But when it came to "Are you a team-player" Jon made the ultimate
faux pas and admitted"No." He went on to enthuse at length
about his penchant for playing computer fighting game, Tekken, alone,
in the dark, ON HIS OWN, in the dark until he falls asleep in front of
the telly to wake up to the Big Breakfast. He then let it slip that his
favourite work environment would be one that involved a computer with
an internet connection and "lots of free time during the day".
When
it was pointed out to him that his position of Shelf Stacking Operative
at Tesco Dun Laoghaire did not involve free time, the internet or computers
in any way, shape or form, Jon let out a deep sigh and offhandedly and
for no reason other than it was the first thing that popped into his head,
mentioned that he had been fired from his last job as night-shift worker
at Texaco on the Clonkeen Road for "smoking joints and 'interfering'
with stock".
"We'll be in touch"
Hearing this Ms McKenna said she had to "wind up the interview"
right there as there had been a flood of applicants for the prestigious
position and they at Tesco liked to see all the applicants.
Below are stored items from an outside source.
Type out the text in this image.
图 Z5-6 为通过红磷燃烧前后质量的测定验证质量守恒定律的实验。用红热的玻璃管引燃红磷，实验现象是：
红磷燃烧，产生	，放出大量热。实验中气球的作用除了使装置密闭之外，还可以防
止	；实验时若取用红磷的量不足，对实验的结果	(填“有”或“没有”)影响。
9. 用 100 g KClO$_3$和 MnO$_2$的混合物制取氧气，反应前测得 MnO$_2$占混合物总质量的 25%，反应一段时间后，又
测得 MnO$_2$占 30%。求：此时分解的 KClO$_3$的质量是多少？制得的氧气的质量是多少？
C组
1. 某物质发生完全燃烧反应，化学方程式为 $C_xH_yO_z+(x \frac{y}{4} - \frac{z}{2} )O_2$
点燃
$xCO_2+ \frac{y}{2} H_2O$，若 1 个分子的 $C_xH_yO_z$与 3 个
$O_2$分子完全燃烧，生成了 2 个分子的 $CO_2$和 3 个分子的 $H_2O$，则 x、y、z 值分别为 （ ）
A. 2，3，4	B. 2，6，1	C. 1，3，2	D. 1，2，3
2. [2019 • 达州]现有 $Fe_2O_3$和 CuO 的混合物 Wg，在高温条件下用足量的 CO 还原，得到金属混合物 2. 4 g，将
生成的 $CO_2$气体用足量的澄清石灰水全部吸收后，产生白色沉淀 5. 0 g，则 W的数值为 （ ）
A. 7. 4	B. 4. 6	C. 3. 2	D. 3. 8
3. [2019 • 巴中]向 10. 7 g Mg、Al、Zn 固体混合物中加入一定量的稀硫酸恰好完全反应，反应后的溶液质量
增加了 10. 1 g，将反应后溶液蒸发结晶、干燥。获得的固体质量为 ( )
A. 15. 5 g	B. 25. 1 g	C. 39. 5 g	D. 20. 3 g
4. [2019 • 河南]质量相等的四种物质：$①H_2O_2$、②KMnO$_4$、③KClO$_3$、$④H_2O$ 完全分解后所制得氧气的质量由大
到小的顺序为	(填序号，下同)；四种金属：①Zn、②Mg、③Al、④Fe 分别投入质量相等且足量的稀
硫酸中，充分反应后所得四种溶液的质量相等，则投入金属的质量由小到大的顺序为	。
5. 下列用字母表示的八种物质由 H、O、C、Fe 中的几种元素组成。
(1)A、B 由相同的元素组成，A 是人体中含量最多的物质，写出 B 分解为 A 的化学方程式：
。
In a later debriefing with her manager, Ms McKenna said she was unhappy
with the level of enthusiasm shown by Mr Byrne at her mention of Tesco's
thirteen kinds of onions. She noted on Jon's application that when asked
if he was prepared to give one hundred and twenty percent, he got agitated
by his belief that any percentage over 100 was impossible. "We at
Tesco all give 120%," she told her manager. "I just don't think
he was Tesco material."

A man out of his time: Jon ponders his fate
When
you think about it, though
We must all of us feel for "Honest" Jon Byrne, surely the last
bastion of purity in a world geared towards sell sell sell, lie, cheat
and steal and kick him again you bastard. The Evil Gerald
wonders: How long will it be before he finds a job that does not require
him to lie?
"Yeah,
Fás have lined up another interview for next week with Citibank.
I wonder if I should tell them about the time I got suspended for stalking
a teacher," he wonders.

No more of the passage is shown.